Home  »  Volume XVI: American EARLY NATIONAL LITERATURE: PART II LATER NATIONAL LITERATURE: PART I  »  § 8. Baldwin: The Flush Times of Alabama and Mississippi

The Cambridge History of English and American Literature in 18 Volumes (1907–21).
VOLUME XVI. Early National Literature, Part II; Later National Literature, Part I.

XIX. Early Humorists

§ 8. Baldwin: The Flush Times of Alabama and Mississippi

Perhaps the most significant volume of humour by a Southerner before the Civil War was The Flush Times of Alabama and Mississippi (1853), by Joseph Glover Baldwin (1815–64), who was born in Virginia, practised law in Alabama, and spent the late years of his life in California.
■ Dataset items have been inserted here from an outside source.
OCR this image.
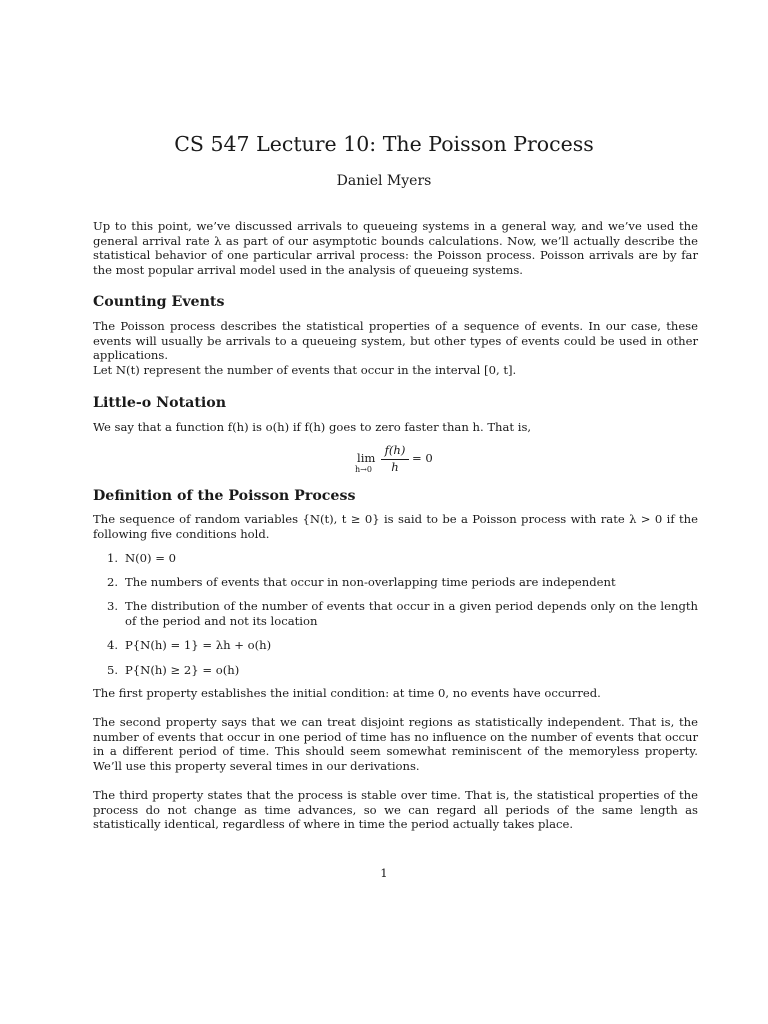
CS 547 Lecture 10: The Poisson Process
Daniel Myers
Up to this point, we’ve discussed arrivals to queueing systems in a general way, and we’ve used the general arrival rate λ as part of our asymptotic bounds calculations. Now, we’ll actually describe the statistical behavior of one particular arrival process: the Poisson process. Poisson arrivals are by far the most popular arrival model used in the analysis of queueing systems.
Counting Events
The Poisson process describes the statistical properties of a sequence of events. In our case, these events will usually be arrivals to a queueing system, but other types of events could be used in other applications.
Let N(t) represent the number of events that occur in the interval [0, t].
Little-o Notation
We say that a function f(h) is o(h) if f(h) goes to zero faster than h. That is,
lim
h→0
f(h)
h
= 0
Definition of the Poisson Process
The sequence of random variables {N(t), t ≥ 0} is said to be a Poisson process with rate λ > 0 if the following five conditions hold.
1. N(0) = 0
2. The numbers of events that occur in non-overlapping time periods are independent
3. The distribution of the number of events that occur in a given period depends only on the length of the period and not its location
4. P{N(h) = 1} = λh + o(h)
5. P{N(h) ≥ 2} = o(h)
The first property establishes the initial condition: at time 0, no events have occurred.
The second property says that we can treat disjoint regions as statistically independent. That is, the number of events that occur in one period of time has no influence on the number of events that occur in a different period of time. This should seem somewhat reminiscent of the memoryless property. We’ll use this property several times in our derivations.
The third property states that the process is stable over time. That is, the statistical properties of the process do not change as time advances, so we can regard all periods of the same length as statistically identical, regardless of where in time the period actually takes place.
1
Like Lincoln, as a lawyer he had learned much from riding the circuit, and traced in his book the evolution of a country barrister with considerable skill and imagination. Although chiefly concerned with the Flush-time bar, Baldwin described as well most of the sharpers, boasters, liars, spread-eagle orators, the types of honesty and dishonesty, efficiency and inefficiency, in the newly rich and rapidly filling South. Unlike some of the books of his time, this one does not degenerate into mere horse-play or farce. We may still find interest in the characters of Simon Suggs, Jr., Esquire, and Ovid Bolus, the former a good trader and the mean boy of the school, the latter a great spend-thrift and liar although handsome and possessed of a generous and winning manner.